Once you "what if" common issues like weather, traffic flow, and normal criminal activity, you can graduate to the "what the hell" questions. You know, like when you hear an explosion, turn, and say, "What the hell?"
So, what is your contingency plan for a hostage-taking emotionally disturbed person, an active shooter, a riot, or a terrorist attack? If you're thinking planning for a terrorist attack is a bit over the top, let me reframe the issue for you. Aside from the potential death, mayhem, and destruction a suicide bomber might cause, if you didn't consider it, when it is all said and done, who do you think they are going to blame for the mess?

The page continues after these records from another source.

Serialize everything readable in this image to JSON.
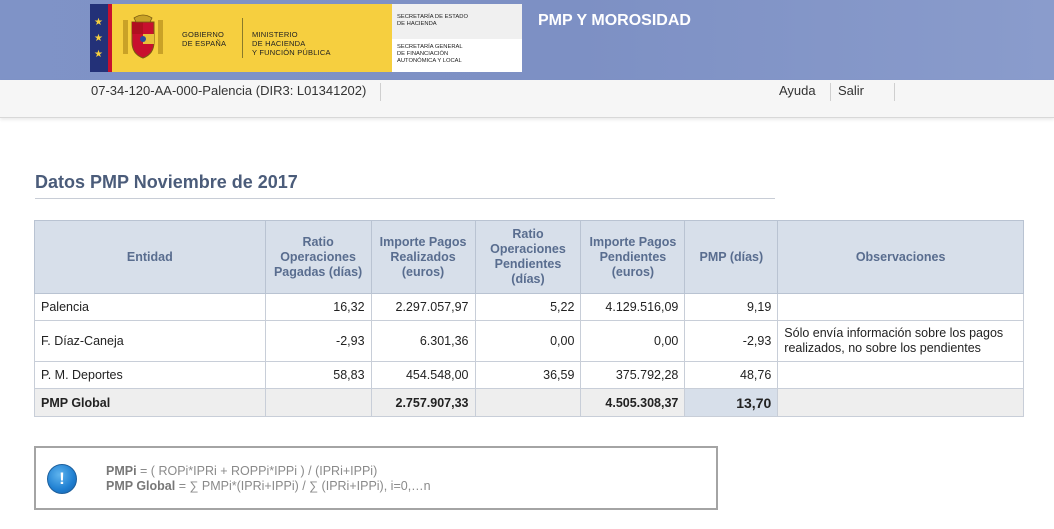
{
  "header": {
    "gov_label": "GOBIERNO\nDE ESPAÑA",
    "ministry_label": "MINISTERIO\nDE HACIENDA\nY FUNCIÓN PÚBLICA",
    "secretary_1": "SECRETARÍA DE ESTADO\nDE HACIENDA",
    "secretary_2": "SECRETARÍA GENERAL\nDE FINANCIACIÓN\nAUTONÓMICA Y LOCAL",
    "app_title": "PMP Y MOROSIDAD",
    "stripe_icon": "star-icon",
    "coat_icon": "coat-of-arms-icon"
  },
  "subbar": {
    "entity_id": "07-34-120-AA-000-Palencia (DIR3: L01341202)",
    "help_label": "Ayuda",
    "logout_label": "Salir"
  },
  "section": {
    "title": "Datos PMP Noviembre de 2017"
  },
  "table": {
    "headers": {
      "entidad": "Entidad",
      "ratio_pagadas": "Ratio Operaciones Pagadas (días)",
      "importe_realizados": "Importe Pagos Realizados (euros)",
      "ratio_pendientes": "Ratio Operaciones Pendientes (días)",
      "importe_pendientes": "Importe Pagos Pendientes (euros)",
      "pmp": "PMP (días)",
      "observaciones": "Observaciones"
    },
    "rows": [
      {
        "entidad": "Palencia",
        "ratio_pagadas": "16,32",
        "importe_realizados": "2.297.057,97",
        "ratio_pendientes": "5,22",
        "importe_pendientes": "4.129.516,09",
        "pmp": "9,19",
        "observaciones": ""
      },
      {
        "entidad": "F. Díaz-Caneja",
        "ratio_pagadas": "-2,93",
        "importe_realizados": "6.301,36",
        "ratio_pendientes": "0,00",
        "importe_pendientes": "0,00",
        "pmp": "-2,93",
        "observaciones": "Sólo envía información sobre los pagos realizados, no sobre los pendientes"
      },
      {
        "entidad": "P. M. Deportes",
        "ratio_pagadas": "58,83",
        "importe_realizados": "454.548,00",
        "ratio_pendientes": "36,59",
        "importe_pendientes": "375.792,28",
        "pmp": "48,76",
        "observaciones": ""
      }
    ],
    "global": {
      "label": "PMP Global",
      "importe_realizados": "2.757.907,33",
      "importe_pendientes": "4.505.308,37",
      "pmp": "13,70"
    }
  },
  "info": {
    "icon": "info-icon",
    "icon_glyph": "!",
    "line1_label": "PMPi",
    "line1_formula": " = ( ROPi*IPRi + ROPPi*IPPi ) / (IPRi+IPPi)",
    "line2_label": "PMP Global",
    "line2_formula": " = ∑ PMPi*(IPRi+IPPi) / ∑ (IPRi+IPPi), i=0,…n"
  }
}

After the agency gets reamed in the media, they always get rid of the lowest common denominator...you. The unspoken collateral damage in any bureaucracy is always the scapegoat. Therefore, anything that involves large gatherings is suspect and deserves the best planning possible. There are limits to any organization and it may come down to just having a few extra officers on site, identifying a landing zone nearby for MEDEVAC, establishing a possible staging area in case of an emergency, and briefing any surrounding agencies in case you call for assistance. It may be very minimalistic, but it still qualifies as contingency planning in anybody's book.

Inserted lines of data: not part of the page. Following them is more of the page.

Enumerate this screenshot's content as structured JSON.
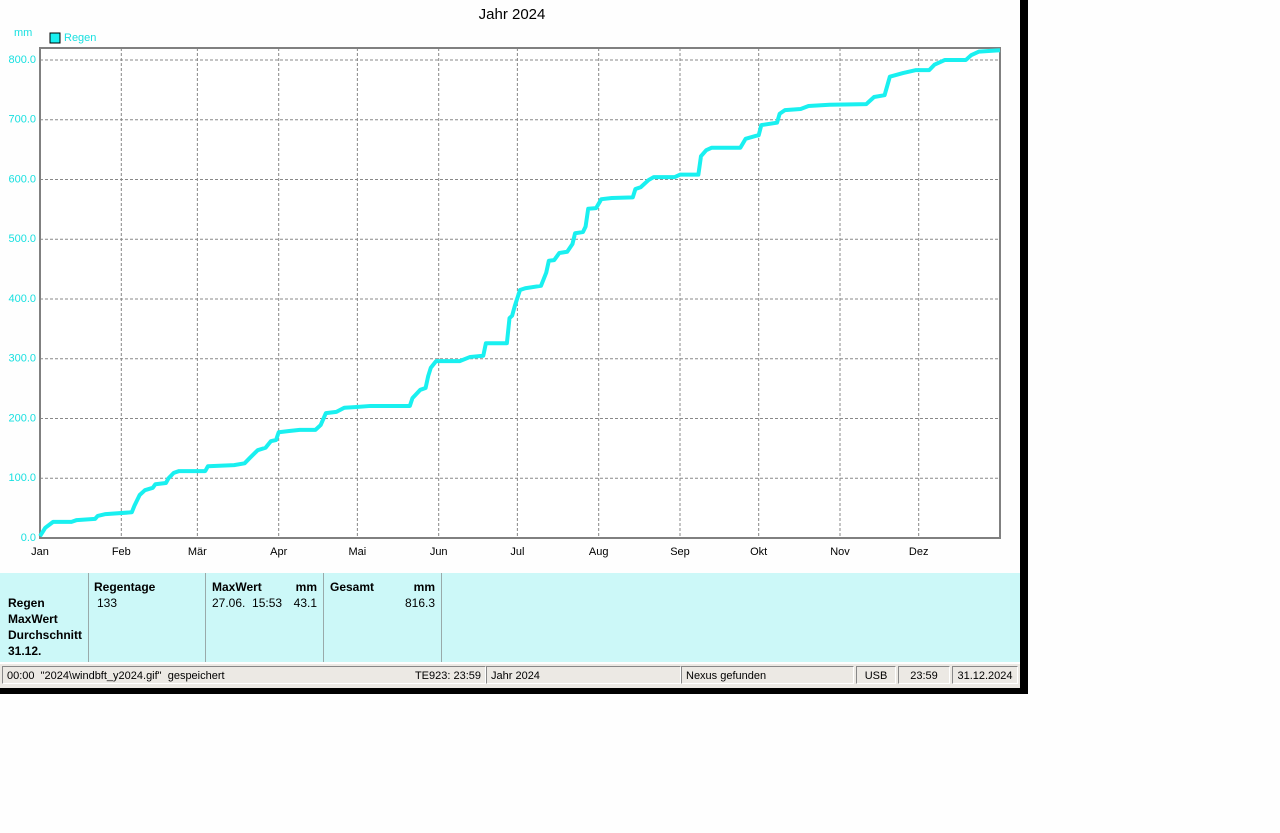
{
  "chart_data": {
    "type": "line",
    "title": "Jahr 2024",
    "y_unit": "mm",
    "grid": true,
    "legend": "top-left",
    "x": [
      0,
      2,
      5,
      12,
      14,
      21,
      22,
      25,
      35,
      36,
      38,
      40,
      43,
      44,
      48,
      49,
      51,
      53,
      63,
      64,
      74,
      78,
      80,
      83,
      86,
      88,
      90,
      91,
      95,
      99,
      105,
      107,
      109,
      113,
      116,
      120,
      126,
      141,
      142,
      145,
      147,
      148,
      149,
      151,
      160,
      164,
      169,
      170,
      178,
      179,
      180,
      181,
      183,
      185,
      191,
      193,
      194,
      196,
      198,
      201,
      203,
      204,
      207,
      208,
      209,
      212,
      214,
      218,
      226,
      227,
      229,
      232,
      234,
      242,
      244,
      251,
      252,
      254,
      256,
      267,
      269,
      273,
      274,
      275,
      281,
      282,
      284,
      290,
      293,
      301,
      315,
      316,
      318,
      322,
      324,
      329,
      334,
      339,
      341,
      345,
      353,
      355,
      358,
      366
    ],
    "series": [
      {
        "name": "Regen",
        "color": "#19f0f0",
        "values": [
          3,
          17,
          27,
          27,
          30,
          32,
          37,
          40,
          43,
          54,
          72,
          80,
          84,
          90,
          92,
          100,
          109,
          112,
          112,
          120,
          122,
          125,
          134,
          147,
          151,
          162,
          164,
          177,
          179,
          181,
          181,
          189,
          209,
          211,
          218,
          219,
          221,
          221,
          234,
          248,
          251,
          271,
          285,
          296,
          296,
          303,
          305,
          326,
          326,
          368,
          372,
          388,
          415,
          418,
          422,
          444,
          464,
          465,
          477,
          479,
          492,
          510,
          512,
          521,
          551,
          552,
          567,
          569,
          570,
          584,
          587,
          599,
          604,
          604,
          608,
          608,
          639,
          649,
          653,
          653,
          668,
          673,
          674,
          691,
          695,
          710,
          716,
          718,
          723,
          725,
          726,
          730,
          738,
          741,
          772,
          778,
          783,
          783,
          792,
          800,
          800,
          808,
          814,
          816.3
        ]
      }
    ],
    "xlim": [
      0,
      366
    ],
    "xticks": [
      {
        "value": 0,
        "label": "Jan"
      },
      {
        "value": 31,
        "label": "Feb"
      },
      {
        "value": 60,
        "label": "Mär"
      },
      {
        "value": 91,
        "label": "Apr"
      },
      {
        "value": 121,
        "label": "Mai"
      },
      {
        "value": 152,
        "label": "Jun"
      },
      {
        "value": 182,
        "label": "Jul"
      },
      {
        "value": 213,
        "label": "Aug"
      },
      {
        "value": 244,
        "label": "Sep"
      },
      {
        "value": 274,
        "label": "Okt"
      },
      {
        "value": 305,
        "label": "Nov"
      },
      {
        "value": 335,
        "label": "Dez"
      }
    ],
    "ylim": [
      0,
      820
    ],
    "yticks": [
      {
        "value": 0,
        "label": "0.0"
      },
      {
        "value": 100,
        "label": "100.0"
      },
      {
        "value": 200,
        "label": "200.0"
      },
      {
        "value": 300,
        "label": "300.0"
      },
      {
        "value": 400,
        "label": "400.0"
      },
      {
        "value": 500,
        "label": "500.0"
      },
      {
        "value": 600,
        "label": "600.0"
      },
      {
        "value": 700,
        "label": "700.0"
      },
      {
        "value": 800,
        "label": "800.0"
      }
    ]
  },
  "summary": {
    "row_labels": [
      "Regen",
      "MaxWert",
      "Durchschnitt",
      "31.12."
    ],
    "regentage": {
      "header": "Regentage",
      "value": "133"
    },
    "maxwert": {
      "header": "MaxWert",
      "unit": "mm",
      "date": "27.06.  15:53",
      "value": "43.1"
    },
    "gesamt": {
      "header": "Gesamt",
      "unit": "mm",
      "value": "816.3"
    }
  },
  "status_bar": {
    "message": "00:00  \"2024\\windbft_y2024.gif\"  gespeichert",
    "station": "TE923: 23:59",
    "period": "Jahr 2024",
    "connection": "Nexus gefunden",
    "interface": "USB",
    "time": "23:59",
    "date": "31.12.2024"
  }
}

Horses, Dancers, and The Three Kings
For the last seven years, my jurisdiction's Hispanic community has celebrated a holiday related to Christmas often called "The Three Kings." The local Hispanic Business Council sponsors this event, which typically draws between 5,000 and 8,000 attendees. It's an event that offers free food, music, toys for children 12 and under, and a raffle of between 25 and 100 free bicycles.